E o agradecimento a Pedro não chegou apenas na forma de carta. Imediatamente depois de deixar a carta de resposta a Pedro no posto de correios, a candidata publicou um vídeo no Instagram agradecendo essa carta “de uma maturidade incrível, de um jovem que se preocupa com o futuro do país”, que, confessou, a incentivou a “sair da zona de conforto num momento especialmente difícil da sua vida”. “Obrigada, Pedro”, terminou.

“Nunca imaginei que teria estas proporções”, admite o jovem. “Quer a resposta que me enviou, o reconhecimento no vídeo, mas principalmente o carinho e agradecimento dos apoiantes de Ana Gomes, que me enviaram muitas mensagens e comentários positivos”, continua.

“Cada vez temos menos pessoas a decidir por mais pessoas”

A prestação da candidata até ao momento não desilude as expectativas de Pedro. Os debates “mostraram que é a candidata viável para combater a extrema-direita e para ir a uma segunda volta”, acredita. “É o antídoto para aquilo que é um sistema bastante corrupto, que não é convidativo para os jovens e precisa de ser reformado — não destruído.”

É que, apesar de achar “injusto dizer que Marcelo Rebelo de Sousa tem sido um mau presidente”, afiança que é preciso “alguém que faça mais”. Uma falha que aponta ao actual Presidente da República é o facto de “pouco ou nada se ter ouvido dele” quando os jovens saíram à rua para marchar “pelo clima, contra o racismo ou o machismo”. Outra é a de “legitimar a coligação dos Açores com um partido xenófobo, nacionalista e que vai contra princípios estabelecidos na Constituição, que proíbem movimentos fascistas”.

“O Presidente da República tem um papel importante naquilo que é o futuro do país. Tem ferramentas e uma magistratura de influência que pode usar para estabelecer prioridades e defender o melhor”, sublinha.

Pedro vai votar pela primeira vez. Em tempo de pandemia e numa candidata que influenciou a sê-lo. “Identifico-me como uma pessoa de esquerda, por isso a minha escolha reduzia-se a três pessoas”, diz. Mas “todo o historial de Ana Gomes enquanto diplomata, no Parlamento Europeu, na defesa dos direitos humanos, de um estado de direito em muitos países” fê-lo tomar uma decisão. E a “simpatia pessoal por causa de toda esta história” também ajuda.

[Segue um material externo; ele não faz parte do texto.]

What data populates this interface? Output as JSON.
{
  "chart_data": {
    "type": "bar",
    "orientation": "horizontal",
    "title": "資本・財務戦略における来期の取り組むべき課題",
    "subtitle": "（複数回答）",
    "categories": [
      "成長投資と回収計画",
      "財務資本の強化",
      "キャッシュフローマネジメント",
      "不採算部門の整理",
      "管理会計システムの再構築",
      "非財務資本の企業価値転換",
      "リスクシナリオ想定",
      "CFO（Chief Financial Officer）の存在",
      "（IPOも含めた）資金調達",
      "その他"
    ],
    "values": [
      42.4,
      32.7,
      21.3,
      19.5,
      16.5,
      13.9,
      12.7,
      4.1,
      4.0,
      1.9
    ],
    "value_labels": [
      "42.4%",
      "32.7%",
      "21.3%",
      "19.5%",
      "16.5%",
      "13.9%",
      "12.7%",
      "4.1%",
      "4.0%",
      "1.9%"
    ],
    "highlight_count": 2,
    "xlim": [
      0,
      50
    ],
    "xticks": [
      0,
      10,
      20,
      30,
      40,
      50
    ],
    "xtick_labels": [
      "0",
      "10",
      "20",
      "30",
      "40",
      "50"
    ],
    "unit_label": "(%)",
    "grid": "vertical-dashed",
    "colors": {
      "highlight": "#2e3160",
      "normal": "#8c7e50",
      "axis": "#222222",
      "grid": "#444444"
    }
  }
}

“Estas presidenciais são, provavelmente, das mais importantes”, afiança. “Num momento em que a extrema-direita ascende é cada vez mais importante tomarmos uma posição. E o combate faz-se nas urnas.” Ainda assim, sabe que nem todos irão participar nele. E atribui responsabilidades.

“Acho que dedicar 30 minutos de debate político para as presidenciais, enquanto temos horas e horas de comentário futebolístico nos canais, não é fazer parte da solução”, atira. Pedro acredita que “a comunicação social pode fazer muito mais para envolver os cidadãos e combater este flagelo que é a abstenção”. E nem os próprios candidatos “falam nisso”: “O debate que se devia fazer antes das eleições faz-se na noite eleitoral, com alguns moralismos à mistura, e fica por aí. Não existe uma reflexão por parte do sistema.”

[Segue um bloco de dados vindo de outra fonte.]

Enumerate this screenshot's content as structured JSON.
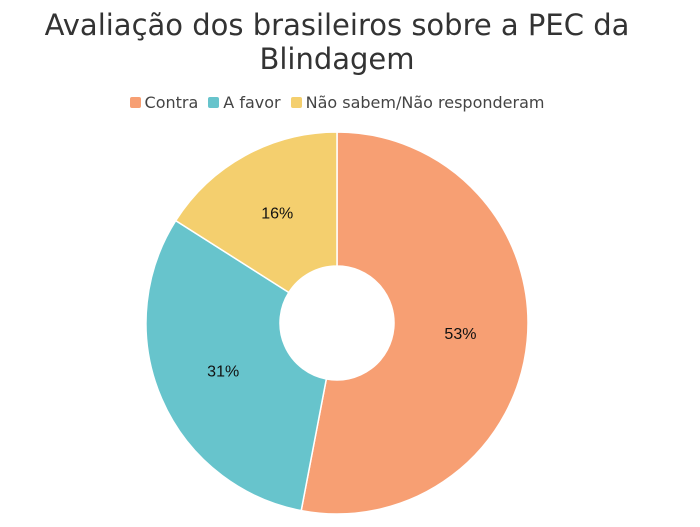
{
  "chart_data": {
    "type": "donut",
    "title": "Avaliação dos brasileiros sobre a PEC da Blindagem",
    "categories": [
      "Contra",
      "A favor",
      "Não sabem/Não responderam"
    ],
    "values": [
      53,
      31,
      16
    ],
    "value_labels": [
      "53%",
      "31%",
      "16%"
    ],
    "colors": [
      "#f79f73",
      "#67c4cc",
      "#f4cf6e"
    ]
  }
}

Os jovens, ao contrário do que se diz, não se envolvem na política “por preguiça ou porque não acreditam em nada”, mas sim porque “cresceram a ver escândalos de corrupção, guerrilhas político-partidárias, perversões no sistema financeiro” — e a observar as frustrações dos pais. Mas as gerações mais novas “interessam-se por causas, têm ideais, manifestam-se pelo clima, contra o racismo ou o machismo”.

E Pedro acredita que a tendência de desinteresse pode estar a mudar. E tem mesmo que mudar. Afinal, “cada vez temos menos pessoas a decidir por mais pessoas”. E isso “não é muito democrático”.